Monday, March 14, 2011

#Japan #Earthquake: Cost Could Be $1 Trillion Over Several Years

That's what I was thinking all along. $1 trillion loss, and 100,000 people dead (if not more).

From Reuters (3/14/2011, emphasis added; whole article at the link):

(Reuters) - Quake-hit Japan faces a recovery and reconstruction bill of at least $180 billion, or 3 percent of its annual economic output and more than 50 percent higher than the total cost of 1995's earthquake in Kobe.

Even though some extreme projections of the longer-term cost look at figures closer to $1 trillion over several years, more standard tallies akin to those used after the Kobe quake hover around this level.

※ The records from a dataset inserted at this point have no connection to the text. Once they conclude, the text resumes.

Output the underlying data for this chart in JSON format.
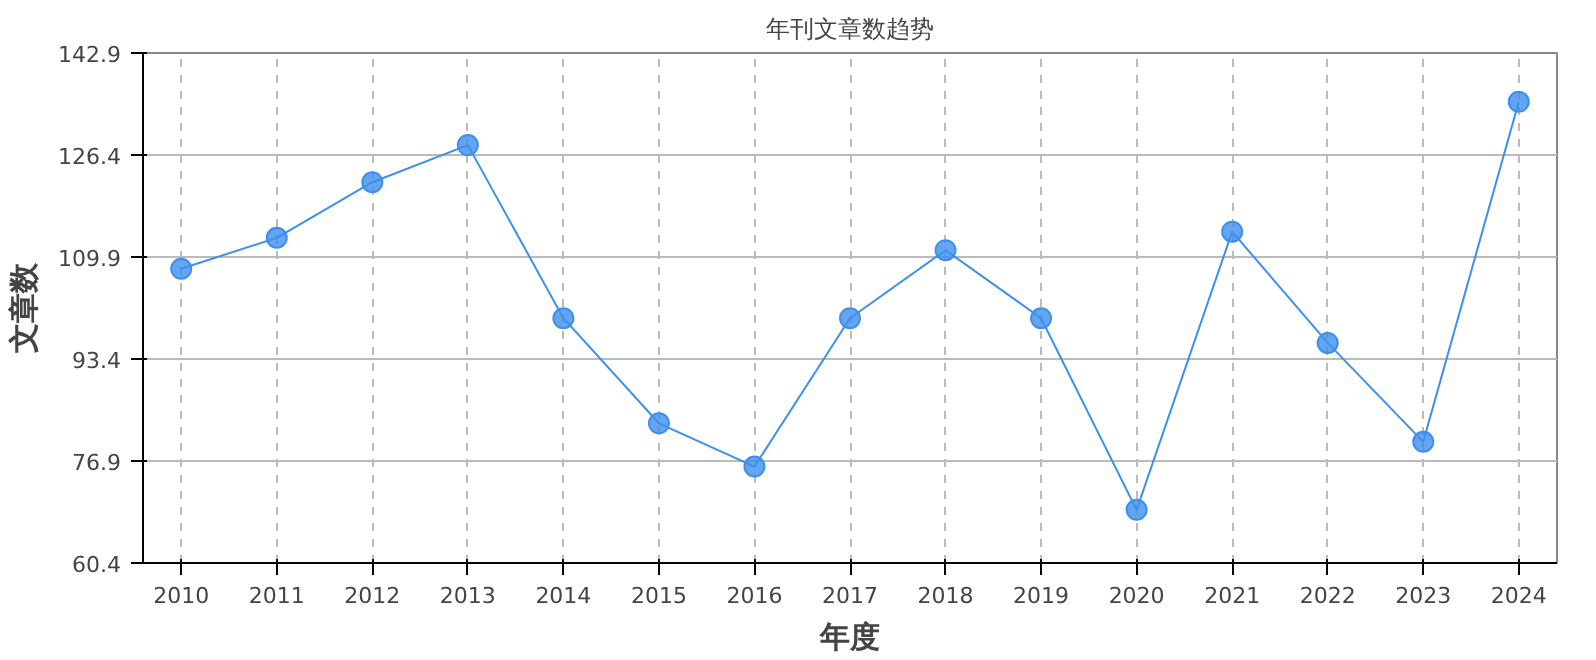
{
  "chart_data": {
    "type": "line",
    "title": "年刊文章数趋势",
    "xlabel": "年度",
    "ylabel": "文章数",
    "categories": [
      "2010",
      "2011",
      "2012",
      "2013",
      "2014",
      "2015",
      "2016",
      "2017",
      "2018",
      "2019",
      "2020",
      "2021",
      "2022",
      "2023",
      "2024"
    ],
    "series": [
      {
        "color": "#3d8fef",
        "values": [
          108,
          113,
          122,
          128,
          100,
          83,
          76,
          100,
          111,
          100,
          69,
          114,
          96,
          80,
          135
        ]
      }
    ],
    "ylim": [
      60.4,
      142.9
    ],
    "yticks": [
      60.4,
      76.9,
      93.4,
      109.9,
      126.4,
      142.9
    ],
    "grid": true,
    "marker": "circle",
    "line_style": "solid"
  }
}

....The Kobe earthquake is estimated to have cost $115-118 billion, or 2 percent of GDP in 1995 terms. This time -- in a still unfolding disaster -- initial estimates from Credit Suisse and Barclays put the cost at $180 billion.

Mitsubishi UFJ Securities and Sarasin expect the cost could run as high as 5 percent of GDP.

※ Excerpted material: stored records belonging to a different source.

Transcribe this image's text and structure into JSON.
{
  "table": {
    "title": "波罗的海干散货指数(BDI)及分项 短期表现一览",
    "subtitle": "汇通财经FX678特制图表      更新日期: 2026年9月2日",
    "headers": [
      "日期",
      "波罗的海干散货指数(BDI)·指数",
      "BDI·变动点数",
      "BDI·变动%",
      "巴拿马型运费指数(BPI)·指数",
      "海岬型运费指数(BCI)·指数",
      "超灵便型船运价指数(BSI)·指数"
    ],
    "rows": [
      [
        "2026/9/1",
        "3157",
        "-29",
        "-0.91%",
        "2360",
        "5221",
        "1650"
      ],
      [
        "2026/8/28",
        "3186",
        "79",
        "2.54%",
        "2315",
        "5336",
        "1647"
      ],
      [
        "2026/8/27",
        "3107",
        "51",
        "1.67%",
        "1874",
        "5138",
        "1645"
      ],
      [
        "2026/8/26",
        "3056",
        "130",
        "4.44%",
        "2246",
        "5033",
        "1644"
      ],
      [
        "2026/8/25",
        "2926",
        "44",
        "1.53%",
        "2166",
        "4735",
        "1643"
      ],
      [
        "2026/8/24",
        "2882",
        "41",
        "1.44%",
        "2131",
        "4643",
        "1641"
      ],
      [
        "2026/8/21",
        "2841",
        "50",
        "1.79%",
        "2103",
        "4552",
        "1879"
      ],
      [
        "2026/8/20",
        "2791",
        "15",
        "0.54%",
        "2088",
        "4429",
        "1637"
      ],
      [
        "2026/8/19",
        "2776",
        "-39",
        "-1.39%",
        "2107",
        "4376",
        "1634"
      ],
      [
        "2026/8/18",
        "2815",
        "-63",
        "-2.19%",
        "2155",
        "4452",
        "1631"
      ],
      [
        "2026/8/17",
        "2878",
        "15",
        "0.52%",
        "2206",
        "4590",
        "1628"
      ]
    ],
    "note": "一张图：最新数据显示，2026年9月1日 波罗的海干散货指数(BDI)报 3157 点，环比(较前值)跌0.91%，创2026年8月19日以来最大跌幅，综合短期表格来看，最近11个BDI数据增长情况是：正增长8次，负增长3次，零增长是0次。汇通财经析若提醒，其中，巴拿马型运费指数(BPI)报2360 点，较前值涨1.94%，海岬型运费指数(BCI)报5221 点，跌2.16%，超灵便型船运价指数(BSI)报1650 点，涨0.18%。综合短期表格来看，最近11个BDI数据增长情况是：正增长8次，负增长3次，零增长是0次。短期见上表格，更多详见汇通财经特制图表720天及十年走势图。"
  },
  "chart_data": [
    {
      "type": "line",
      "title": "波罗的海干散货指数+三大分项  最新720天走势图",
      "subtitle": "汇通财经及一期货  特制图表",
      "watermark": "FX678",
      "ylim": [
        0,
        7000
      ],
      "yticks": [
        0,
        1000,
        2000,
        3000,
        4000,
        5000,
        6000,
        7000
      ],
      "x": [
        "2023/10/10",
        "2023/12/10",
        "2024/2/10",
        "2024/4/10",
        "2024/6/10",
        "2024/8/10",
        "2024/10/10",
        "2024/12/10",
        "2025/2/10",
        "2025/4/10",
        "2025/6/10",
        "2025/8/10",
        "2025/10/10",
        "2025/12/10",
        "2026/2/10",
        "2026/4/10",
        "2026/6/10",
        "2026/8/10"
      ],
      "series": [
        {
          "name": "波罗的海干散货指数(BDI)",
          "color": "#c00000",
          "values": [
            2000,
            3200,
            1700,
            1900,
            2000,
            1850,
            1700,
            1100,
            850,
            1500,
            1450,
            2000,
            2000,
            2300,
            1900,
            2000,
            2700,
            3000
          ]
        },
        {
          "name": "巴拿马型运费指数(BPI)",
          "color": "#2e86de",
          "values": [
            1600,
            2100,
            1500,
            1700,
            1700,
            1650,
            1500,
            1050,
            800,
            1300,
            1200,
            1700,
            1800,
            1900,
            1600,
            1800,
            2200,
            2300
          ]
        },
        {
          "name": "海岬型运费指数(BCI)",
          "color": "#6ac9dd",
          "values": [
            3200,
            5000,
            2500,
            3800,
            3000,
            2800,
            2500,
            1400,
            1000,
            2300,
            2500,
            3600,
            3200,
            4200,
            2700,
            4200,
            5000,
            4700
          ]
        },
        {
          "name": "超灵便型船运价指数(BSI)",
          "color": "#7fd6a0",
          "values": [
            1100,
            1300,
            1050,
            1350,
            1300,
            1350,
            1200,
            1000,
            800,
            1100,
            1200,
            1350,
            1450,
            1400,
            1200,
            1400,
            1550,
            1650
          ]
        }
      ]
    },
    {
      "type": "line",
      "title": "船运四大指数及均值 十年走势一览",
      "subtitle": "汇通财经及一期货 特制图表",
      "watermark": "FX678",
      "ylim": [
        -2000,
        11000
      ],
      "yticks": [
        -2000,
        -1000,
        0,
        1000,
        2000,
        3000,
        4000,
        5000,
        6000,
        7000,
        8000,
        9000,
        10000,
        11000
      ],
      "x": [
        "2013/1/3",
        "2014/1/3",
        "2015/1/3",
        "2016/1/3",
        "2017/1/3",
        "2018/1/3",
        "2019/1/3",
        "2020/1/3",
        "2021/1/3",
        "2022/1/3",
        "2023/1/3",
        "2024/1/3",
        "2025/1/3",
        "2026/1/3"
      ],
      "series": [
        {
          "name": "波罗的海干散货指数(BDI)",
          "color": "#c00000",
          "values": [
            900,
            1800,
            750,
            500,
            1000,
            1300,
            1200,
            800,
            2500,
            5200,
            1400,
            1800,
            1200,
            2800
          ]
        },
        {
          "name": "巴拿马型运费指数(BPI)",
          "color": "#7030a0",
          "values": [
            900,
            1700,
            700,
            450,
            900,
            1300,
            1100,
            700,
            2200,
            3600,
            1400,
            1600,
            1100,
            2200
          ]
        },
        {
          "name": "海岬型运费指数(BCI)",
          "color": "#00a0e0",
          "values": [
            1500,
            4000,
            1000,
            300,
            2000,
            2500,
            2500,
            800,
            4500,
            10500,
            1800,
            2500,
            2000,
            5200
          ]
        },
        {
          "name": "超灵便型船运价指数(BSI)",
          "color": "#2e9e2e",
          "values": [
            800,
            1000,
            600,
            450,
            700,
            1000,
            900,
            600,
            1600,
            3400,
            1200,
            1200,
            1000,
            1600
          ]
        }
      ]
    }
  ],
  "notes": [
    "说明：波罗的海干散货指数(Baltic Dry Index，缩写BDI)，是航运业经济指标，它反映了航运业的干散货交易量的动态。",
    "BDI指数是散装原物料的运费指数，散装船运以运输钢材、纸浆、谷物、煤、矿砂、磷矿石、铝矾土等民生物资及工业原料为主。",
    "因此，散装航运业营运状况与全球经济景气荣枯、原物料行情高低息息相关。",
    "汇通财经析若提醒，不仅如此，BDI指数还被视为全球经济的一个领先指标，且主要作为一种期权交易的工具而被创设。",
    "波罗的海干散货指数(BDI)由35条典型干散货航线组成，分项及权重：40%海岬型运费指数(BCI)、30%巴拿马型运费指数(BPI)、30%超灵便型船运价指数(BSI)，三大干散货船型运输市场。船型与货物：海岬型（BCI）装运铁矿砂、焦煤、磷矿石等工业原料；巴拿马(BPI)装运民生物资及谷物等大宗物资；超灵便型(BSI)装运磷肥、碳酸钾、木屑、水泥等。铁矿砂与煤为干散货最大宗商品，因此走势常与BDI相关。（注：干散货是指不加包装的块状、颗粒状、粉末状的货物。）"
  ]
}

....Insured losses from Japan's earthquake could be as high as $35 billion, even without tsunami and nuclear related losses.

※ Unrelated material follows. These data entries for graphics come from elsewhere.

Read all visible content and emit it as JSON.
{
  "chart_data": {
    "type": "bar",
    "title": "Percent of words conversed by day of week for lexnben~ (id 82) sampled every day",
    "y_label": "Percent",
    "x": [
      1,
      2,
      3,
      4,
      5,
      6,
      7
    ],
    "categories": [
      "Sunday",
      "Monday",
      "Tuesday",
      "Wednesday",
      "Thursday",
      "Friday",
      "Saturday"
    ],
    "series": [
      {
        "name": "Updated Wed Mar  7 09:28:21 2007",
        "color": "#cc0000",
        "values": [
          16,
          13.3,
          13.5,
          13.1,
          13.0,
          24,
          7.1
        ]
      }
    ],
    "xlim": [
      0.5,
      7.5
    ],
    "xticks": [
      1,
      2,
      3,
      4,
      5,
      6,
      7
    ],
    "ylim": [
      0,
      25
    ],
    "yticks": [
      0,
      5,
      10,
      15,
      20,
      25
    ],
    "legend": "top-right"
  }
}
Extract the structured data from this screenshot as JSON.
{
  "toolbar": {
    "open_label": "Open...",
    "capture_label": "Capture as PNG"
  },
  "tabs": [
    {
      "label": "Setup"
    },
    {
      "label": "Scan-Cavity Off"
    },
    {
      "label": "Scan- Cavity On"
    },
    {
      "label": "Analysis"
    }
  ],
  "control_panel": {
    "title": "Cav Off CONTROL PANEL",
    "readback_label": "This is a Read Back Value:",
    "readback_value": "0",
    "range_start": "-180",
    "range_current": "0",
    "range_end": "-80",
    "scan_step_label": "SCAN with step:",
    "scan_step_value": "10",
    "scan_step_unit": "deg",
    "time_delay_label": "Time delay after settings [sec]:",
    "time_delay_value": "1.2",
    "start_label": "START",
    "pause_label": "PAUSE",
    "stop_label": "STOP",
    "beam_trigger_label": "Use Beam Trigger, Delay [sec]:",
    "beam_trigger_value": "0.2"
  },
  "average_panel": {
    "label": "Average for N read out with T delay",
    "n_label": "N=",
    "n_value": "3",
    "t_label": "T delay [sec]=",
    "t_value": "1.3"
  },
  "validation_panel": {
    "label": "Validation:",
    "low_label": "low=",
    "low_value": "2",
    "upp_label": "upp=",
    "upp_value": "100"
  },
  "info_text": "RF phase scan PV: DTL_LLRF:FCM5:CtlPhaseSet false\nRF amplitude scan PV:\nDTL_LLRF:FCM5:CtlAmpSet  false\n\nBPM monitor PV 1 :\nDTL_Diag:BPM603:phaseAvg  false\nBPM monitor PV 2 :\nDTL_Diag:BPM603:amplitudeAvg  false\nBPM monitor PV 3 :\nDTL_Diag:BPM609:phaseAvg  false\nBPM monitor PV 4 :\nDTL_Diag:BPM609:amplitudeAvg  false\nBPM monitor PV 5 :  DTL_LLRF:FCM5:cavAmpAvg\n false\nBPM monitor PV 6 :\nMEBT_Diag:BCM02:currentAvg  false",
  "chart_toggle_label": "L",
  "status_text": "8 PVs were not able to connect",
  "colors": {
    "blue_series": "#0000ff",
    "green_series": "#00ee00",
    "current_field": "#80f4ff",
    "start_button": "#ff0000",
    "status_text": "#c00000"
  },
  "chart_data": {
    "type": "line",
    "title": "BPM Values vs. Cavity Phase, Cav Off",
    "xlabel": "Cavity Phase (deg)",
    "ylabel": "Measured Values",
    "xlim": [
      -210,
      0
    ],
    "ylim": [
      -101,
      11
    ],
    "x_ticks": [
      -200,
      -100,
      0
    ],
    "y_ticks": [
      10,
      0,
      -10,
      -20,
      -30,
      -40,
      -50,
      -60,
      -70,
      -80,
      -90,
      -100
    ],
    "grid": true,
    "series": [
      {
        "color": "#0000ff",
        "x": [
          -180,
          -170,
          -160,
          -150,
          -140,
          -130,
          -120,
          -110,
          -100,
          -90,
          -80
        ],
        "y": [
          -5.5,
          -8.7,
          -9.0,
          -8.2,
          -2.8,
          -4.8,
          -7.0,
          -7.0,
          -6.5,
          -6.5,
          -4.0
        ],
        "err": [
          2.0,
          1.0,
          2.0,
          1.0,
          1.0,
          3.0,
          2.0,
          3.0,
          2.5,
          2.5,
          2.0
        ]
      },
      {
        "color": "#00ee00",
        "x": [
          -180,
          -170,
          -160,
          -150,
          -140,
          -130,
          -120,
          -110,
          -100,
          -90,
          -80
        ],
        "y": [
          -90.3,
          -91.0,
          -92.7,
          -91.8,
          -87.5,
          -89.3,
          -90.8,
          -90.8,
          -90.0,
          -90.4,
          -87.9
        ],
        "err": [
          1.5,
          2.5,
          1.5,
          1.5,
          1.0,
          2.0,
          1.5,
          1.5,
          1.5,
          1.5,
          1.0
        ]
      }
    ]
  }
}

....Some estimates of the reconstruction shoot far higher than these consensus forecasts as economists take into account the potential need to replace the country's devastated capital stock over a longer timeframe.

Vanessa Rossi, senior research fellow at London-based think tank Chatham House, estimates that 10 percent of Japan's capital stock was lost in the earthquake, which equates to around 20 percent of the country's GDP, or $1 trillion.

"The bigger cost is rebuilding of capital stock. This type of problem really causes damage to capital stock. There's enormous damage to infrastructure -- installations, power plants, housing, factories, ports, coastline," Rossi said.

"You couldn't possibly rebuild so extensively in the period of 1-2 years. I expect it would be 4-5 years of work."

She said Japan's rich private sector was likely to supplement the debt-ridden government by selling its overseas assets and possibly using foreign exchange reserves, which could weigh on international markets.


That's what I was also thinking: use of foreign exchange reserves. Japan owns $882 billion US Treasuries. A good start. Dump those euro bonds, too. The size of Japan's foreign reserves at the end of February 2011 is $1.091 trillion.

Maybe it's time for Japan to stop being a good "responsible global citizen" who accommodates requests and demands from the debtor nations of the world, and think of itself and its citizens FIRST.